The FPGA I/O Timing Parameters table below shows the relevant timing information, obtained from the Timing Analyzer section of the Intel® Quartus® Prime Compilation Report. The values in the table are the maximum or minimum values among all device pins related to the SDRAM. The variance in timing between the SDRAM pins on the device is small (less than 100 ps) because the registers for these signals are placed in the I/O cell.

Table 348.  FPGA I/O Timing Parameters
Parameter Symbol Value (ns)
Clock period tCLK 20
Minimum clock-to-output time tCO_MIN 2.399
Maximum clock-to-output time tCO_MAX 2.477
Maximum hold time after clock tH_MAX –5.607
Maximum setup time before clock tSU_MAX 5.936

You must compile the design in the Intel® Quartus® Prime software to obtain the I/O timing information for the design. Although Intel FPGA device family datasheets contain generic I/O timing information for each device, the Intel® Quartus® Prime Compilation Report provides the most precise timing information for your specific design.

The timing values found in the compilation report can change, depending on fitting, pin location, and other Intel® Quartus® Prime logic settings.
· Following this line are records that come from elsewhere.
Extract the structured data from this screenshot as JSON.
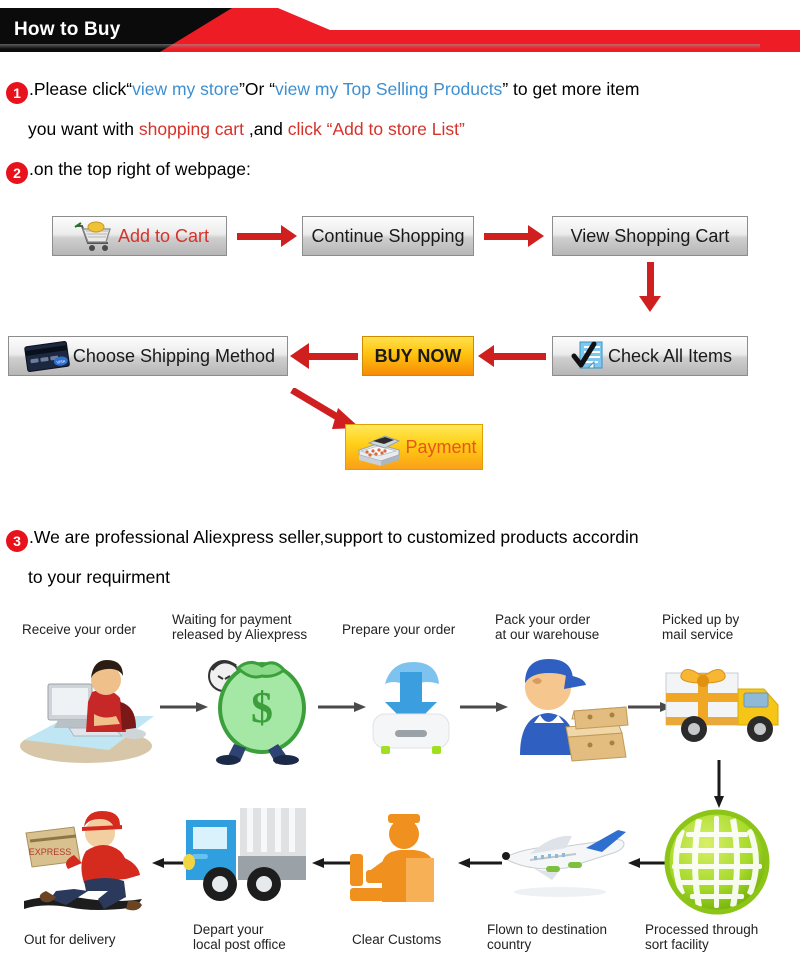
{
  "banner": {
    "title": "How to Buy",
    "red": "#ee1c25",
    "black": "#0b0b0b"
  },
  "steps": [
    {
      "number": "1",
      "segments": [
        {
          "text": ".Please click“",
          "color": "black"
        },
        {
          "text": "view my store",
          "color": "blue"
        },
        {
          "text": "”Or “",
          "color": "black"
        },
        {
          "text": "view my Top Selling Products",
          "color": "blue"
        },
        {
          "text": "” to get more item",
          "color": "black"
        }
      ],
      "line2": [
        {
          "text": "you want with ",
          "color": "black"
        },
        {
          "text": "shopping cart",
          "color": "red"
        },
        {
          "text": " ,and ",
          "color": "black"
        },
        {
          "text": "click “Add to store List”",
          "color": "red"
        }
      ]
    },
    {
      "number": "2",
      "segments": [
        {
          "text": ".on the top right of webpage:",
          "color": "black"
        }
      ]
    },
    {
      "number": "3",
      "segments": [
        {
          "text": ".We are professional Aliexpress seller,support to customized products accordin",
          "color": "black"
        }
      ],
      "line2": [
        {
          "text": "to your requirment",
          "color": "black"
        }
      ]
    }
  ],
  "flow": {
    "add_to_cart": {
      "label": "Add to Cart",
      "icon": "shopping-cart-icon",
      "text_color": "#d6322a"
    },
    "continue_shopping": {
      "label": "Continue Shopping"
    },
    "view_shopping_cart": {
      "label": "View Shopping Cart"
    },
    "check_all_items": {
      "label": "Check All Items",
      "icon": "checklist-icon"
    },
    "buy_now": {
      "label": "BUY NOW",
      "accent": "#fbaa0b"
    },
    "choose_shipping": {
      "label": "Choose Shipping Method",
      "icon": "credit-card-icon"
    },
    "payment": {
      "label": "Payment",
      "icon": "cash-register-icon",
      "text_color": "#e8541e"
    },
    "arrow_color": "#cf1f1f"
  },
  "shipping_steps": {
    "row1": [
      {
        "label": "Receive your order",
        "icon": "person-at-computer-icon"
      },
      {
        "label": "Waiting for payment\nreleased by Aliexpress",
        "icon": "money-bag-icon"
      },
      {
        "label": "Prepare your order",
        "icon": "download-box-icon"
      },
      {
        "label": "Pack your order\nat our warehouse",
        "icon": "warehouse-worker-icon"
      },
      {
        "label": "Picked up by\nmail service",
        "icon": "delivery-truck-gift-icon"
      }
    ],
    "row2": [
      {
        "label": "Out for delivery",
        "icon": "running-courier-icon"
      },
      {
        "label": "Depart your\nlocal post office",
        "icon": "blue-truck-icon"
      },
      {
        "label": "Clear Customs",
        "icon": "customs-officer-icon"
      },
      {
        "label": "Flown to destination\ncountry",
        "icon": "airplane-icon"
      },
      {
        "label": "Processed through\nsort facility",
        "icon": "green-globe-icon"
      }
    ],
    "connector_color": "#4a4a4a"
  }
}
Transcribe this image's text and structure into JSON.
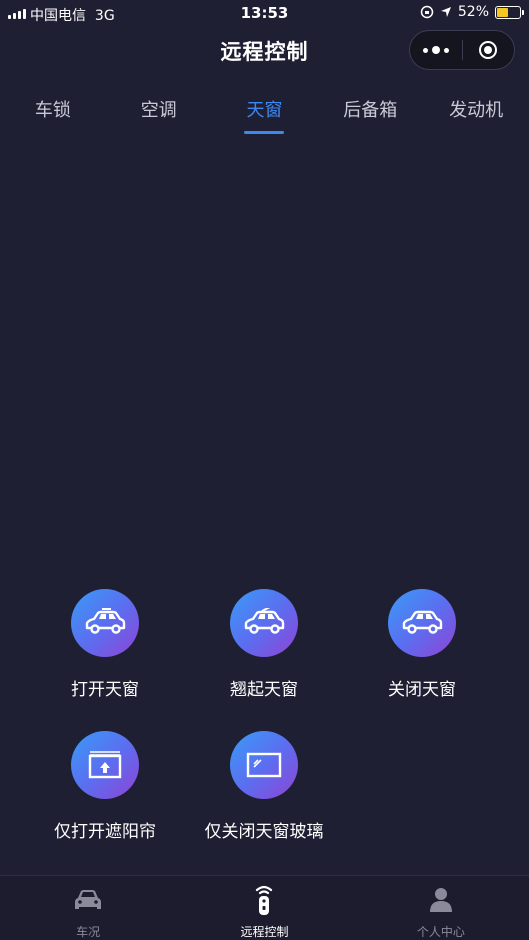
{
  "status_bar": {
    "carrier": "中国电信",
    "network": "3G",
    "time": "13:53",
    "battery": "52%",
    "battery_level": 0.52
  },
  "nav": {
    "title": "远程控制"
  },
  "tabs": [
    {
      "label": "车锁",
      "active": false
    },
    {
      "label": "空调",
      "active": false
    },
    {
      "label": "天窗",
      "active": true
    },
    {
      "label": "后备箱",
      "active": false
    },
    {
      "label": "发动机",
      "active": false
    }
  ],
  "actions": [
    {
      "label": "打开天窗",
      "icon": "car-sunroof-open-icon"
    },
    {
      "label": "翘起天窗",
      "icon": "car-sunroof-tilt-icon"
    },
    {
      "label": "关闭天窗",
      "icon": "car-sunroof-close-icon"
    },
    {
      "label": "仅打开遮阳帘",
      "icon": "sunshade-open-icon"
    },
    {
      "label": "仅关闭天窗玻璃",
      "icon": "sunroof-glass-close-icon"
    }
  ],
  "bottom_tabs": [
    {
      "label": "车况",
      "icon": "car-icon",
      "active": false
    },
    {
      "label": "远程控制",
      "icon": "remote-key-icon",
      "active": true
    },
    {
      "label": "个人中心",
      "icon": "person-icon",
      "active": false
    }
  ],
  "colors": {
    "background": "#1f1f33",
    "accent": "#3d88f0",
    "icon_gradient_start": "#3a9bf7",
    "icon_gradient_end": "#8f43d6"
  }
}
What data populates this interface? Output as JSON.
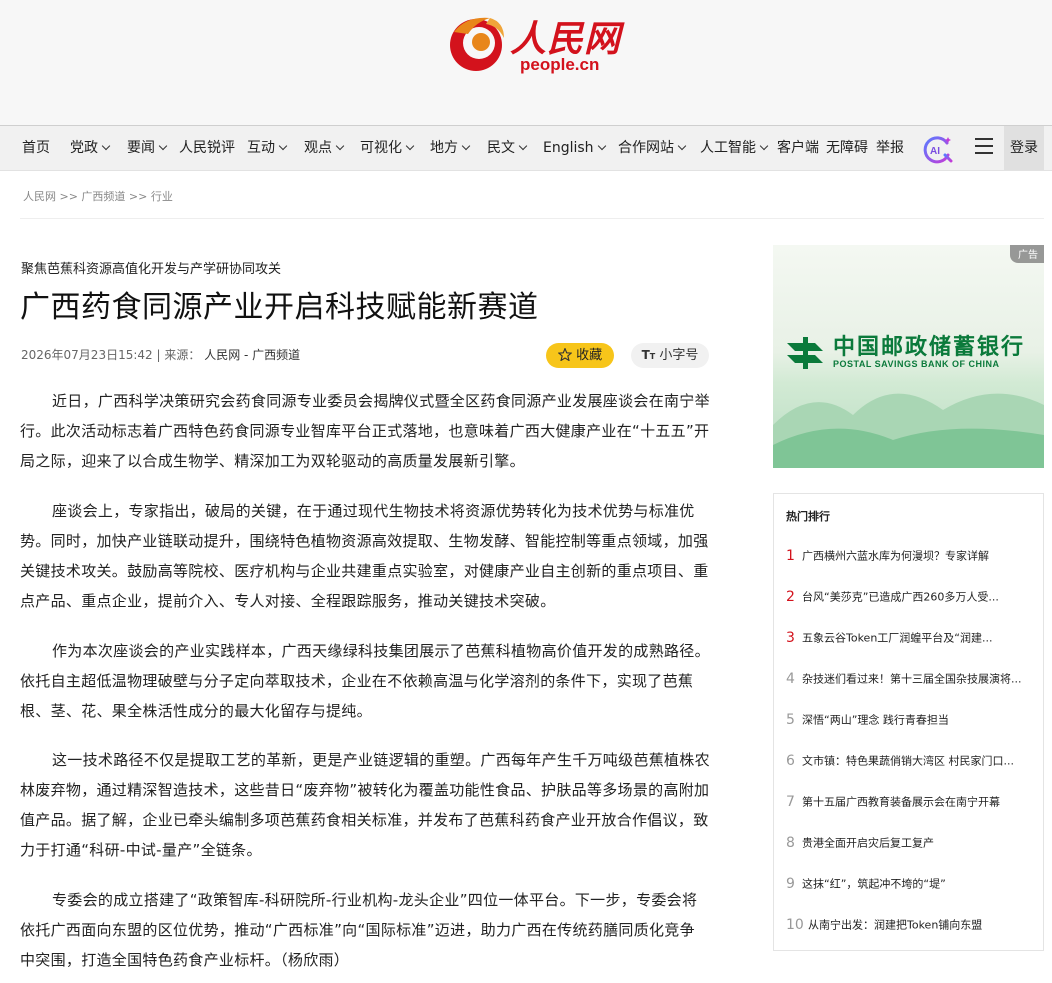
{
  "header": {
    "logo_cn": "人民网",
    "logo_en": "people.cn"
  },
  "nav": {
    "items": [
      {
        "label": "首页",
        "dropdown": false
      },
      {
        "label": "党政",
        "dropdown": true
      },
      {
        "label": "要闻",
        "dropdown": true
      },
      {
        "label": "人民锐评",
        "dropdown": false
      },
      {
        "label": "互动",
        "dropdown": true
      },
      {
        "label": "观点",
        "dropdown": true
      },
      {
        "label": "可视化",
        "dropdown": true
      },
      {
        "label": "地方",
        "dropdown": true
      },
      {
        "label": "民文",
        "dropdown": true
      },
      {
        "label": "English",
        "dropdown": true
      },
      {
        "label": "合作网站",
        "dropdown": true
      },
      {
        "label": "人工智能",
        "dropdown": true
      },
      {
        "label": "客户端",
        "dropdown": false
      },
      {
        "label": "无障碍",
        "dropdown": false
      },
      {
        "label": "举报",
        "dropdown": false
      }
    ],
    "login_label": "登录"
  },
  "breadcrumb": "人民网 >> 广西频道 >> 行业",
  "article": {
    "kicker": "聚焦芭蕉科资源高值化开发与产学研协同攻关",
    "title": "广西药食同源产业开启科技赋能新赛道",
    "datetime": "2026年07月23日15:42",
    "source_prefix": "| 来源：",
    "source": "人民网 - 广西频道",
    "favorite_label": "收藏",
    "font_size_label": "小字号",
    "paragraphs": [
      "近日，广西科学决策研究会药食同源专业委员会揭牌仪式暨全区药食同源产业发展座谈会在南宁举行。此次活动标志着广西特色药食同源专业智库平台正式落地，也意味着广西大健康产业在“十五五”开局之际，迎来了以合成生物学、精深加工为双轮驱动的高质量发展新引擎。",
      "座谈会上，专家指出，破局的关键，在于通过现代生物技术将资源优势转化为技术优势与标准优势。同时，加快产业链联动提升，围绕特色植物资源高效提取、生物发酵、智能控制等重点领域，加强关键技术攻关。鼓励高等院校、医疗机构与企业共建重点实验室，对健康产业自主创新的重点项目、重点产品、重点企业，提前介入、专人对接、全程跟踪服务，推动关键技术突破。",
      "作为本次座谈会的产业实践样本，广西天缘绿科技集团展示了芭蕉科植物高价值开发的成熟路径。依托自主超低温物理破壁与分子定向萃取技术，企业在不依赖高温与化学溶剂的条件下，实现了芭蕉根、茎、花、果全株活性成分的最大化留存与提纯。",
      "这一技术路径不仅是提取工艺的革新，更是产业链逻辑的重塑。广西每年产生千万吨级芭蕉植株农林废弃物，通过精深智造技术，这些昔日“废弃物”被转化为覆盖功能性食品、护肤品等多场景的高附加值产品。据了解，企业已牵头编制多项芭蕉药食相关标准，并发布了芭蕉科药食产业开放合作倡议，致力于打通“科研-中试-量产”全链条。",
      "专委会的成立搭建了“政策智库-科研院所-行业机构-龙头企业”四位一体平台。下一步，专委会将依托广西面向东盟的区位优势，推动“广西标准”向“国际标准”迈进，助力广西在传统药膳同质化竞争中突围，打造全国特色药食产业标杆。（杨欣雨）"
    ]
  },
  "ad": {
    "tag": "广告",
    "name_cn": "中国邮政储蓄银行",
    "name_en": "POSTAL SAVINGS BANK OF CHINA",
    "brand_color": "#0b7a3b"
  },
  "hot": {
    "title": "热门排行",
    "items": [
      {
        "rank": "1",
        "text": "广西横州六蓝水库为何漫坝？专家详解"
      },
      {
        "rank": "2",
        "text": "台风“美莎克”已造成广西260多万人受..."
      },
      {
        "rank": "3",
        "text": "五象云谷Token工厂润蝗平台及“润建..."
      },
      {
        "rank": "4",
        "text": "杂技迷们看过来！第十三届全国杂技展演将..."
      },
      {
        "rank": "5",
        "text": "深悟“两山”理念 践行青春担当"
      },
      {
        "rank": "6",
        "text": "文市镇：特色果蔬俏销大湾区 村民家门口..."
      },
      {
        "rank": "7",
        "text": "第十五届广西教育装备展示会在南宁开幕"
      },
      {
        "rank": "8",
        "text": "贵港全面开启灾后复工复产"
      },
      {
        "rank": "9",
        "text": "这抹“红”，筑起冲不垮的“堤”"
      },
      {
        "rank": "10",
        "text": "从南宁出发：润建把Token铺向东盟"
      }
    ]
  },
  "colors": {
    "accent_red": "#d3121c",
    "favorite_yellow": "#f7c51a"
  }
}
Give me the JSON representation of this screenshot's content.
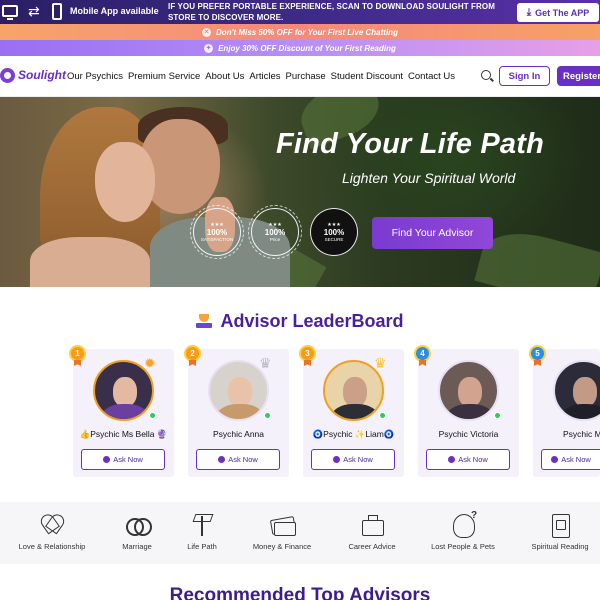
{
  "appbar": {
    "mobile_label": "Mobile App available",
    "promo_text": "IF YOU PREFER PORTABLE EXPERIENCE, SCAN TO DOWNLOAD SOULIGHT FROM STORE TO DISCOVER MORE.",
    "get_app_label": "Get The APP"
  },
  "strips": {
    "first": "Don't Miss 50% OFF for Your First Live Chatting",
    "second": "Enjoy 30% OFF Discount of Your First Reading"
  },
  "nav": {
    "logo": "Soulight",
    "links": [
      "Our Psychics",
      "Premium Service",
      "About Us",
      "Articles",
      "Purchase",
      "Student Discount",
      "Contact Us"
    ],
    "signin": "Sign In",
    "register": "Register"
  },
  "hero": {
    "title": "Find Your Life Path",
    "subtitle": "Lighten Your Spiritual World",
    "badges": [
      {
        "num": "100%",
        "cap": "SATISFACTION"
      },
      {
        "num": "100%",
        "cap": "Price"
      },
      {
        "num": "100%",
        "cap": "SECURE"
      }
    ],
    "cta": "Find Your Advisor"
  },
  "leaderboard": {
    "title": "Advisor LeaderBoard",
    "ask_label": "Ask Now",
    "advisors": [
      {
        "rank": "1",
        "name": "👍Psychic Ms Bella 🔮"
      },
      {
        "rank": "2",
        "name": "Psychic Anna"
      },
      {
        "rank": "3",
        "name": "🧿Psychic ✨Liam🧿"
      },
      {
        "rank": "4",
        "name": "Psychic Victoria"
      },
      {
        "rank": "5",
        "name": "Psychic M"
      }
    ]
  },
  "categories": [
    "Love & Relationship",
    "Marriage",
    "Life Path",
    "Money & Finance",
    "Career Advice",
    "Lost People & Pets",
    "Spiritual Reading"
  ],
  "recommended_title": "Recommended Top Advisors",
  "colors": {
    "brand_purple": "#6a2fc4",
    "title_purple": "#4a1f9e",
    "rank_gold": "#f59c1a",
    "rank_blue": "#2a8ee8",
    "online_green": "#2ecb59"
  }
}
When you recompile the design in the Intel® Quartus® Prime software, verify that the I/O timing has not changed significantly.

The following examples illustrate the calculations from figures Maximum SDRAM Clock Lag and Maximum Lead also using the values from the Timing Parameters and FPGA I/O Timing Parameters table.

The SDRAM clock can lag the controller clock by the lesser of Read Lag or Write Lag:

Read Lag = tOH(SDRAM) – tH_MAX(FPGA)

= 2.5 ns – (–5.607 ns) = 8.107 ns

or

Write Lag = tCLK – tCO_MAX(FPGA) – tDS(SDRAM)

= 20 ns – 2.477 ns – 2 ns = 15.523 ns

The SDRAM clock can lead the controller clock by the lesser of Read Lead or Write Lead:

Read Lead = tCO_MIN(FPGA) – tDH(SDRAM)

= 2.399 ns – 1.0 ns = 1.399 ns

or

Write Lead = tCLK – tHZ(3)(SDRAM) – tSU_MAX(FPGA)

= 20 ns – 5.5 ns – 5.936 ns = 8.564 ns

Therefore, for this example you can shift the phase of the SDRAM clock from –8.107 ns to 1.399 ns relative to the controller clock. Choosing a phase shift in the middle of this window results in the value (–8.107 + 1.399)/2 = –3.35 ns.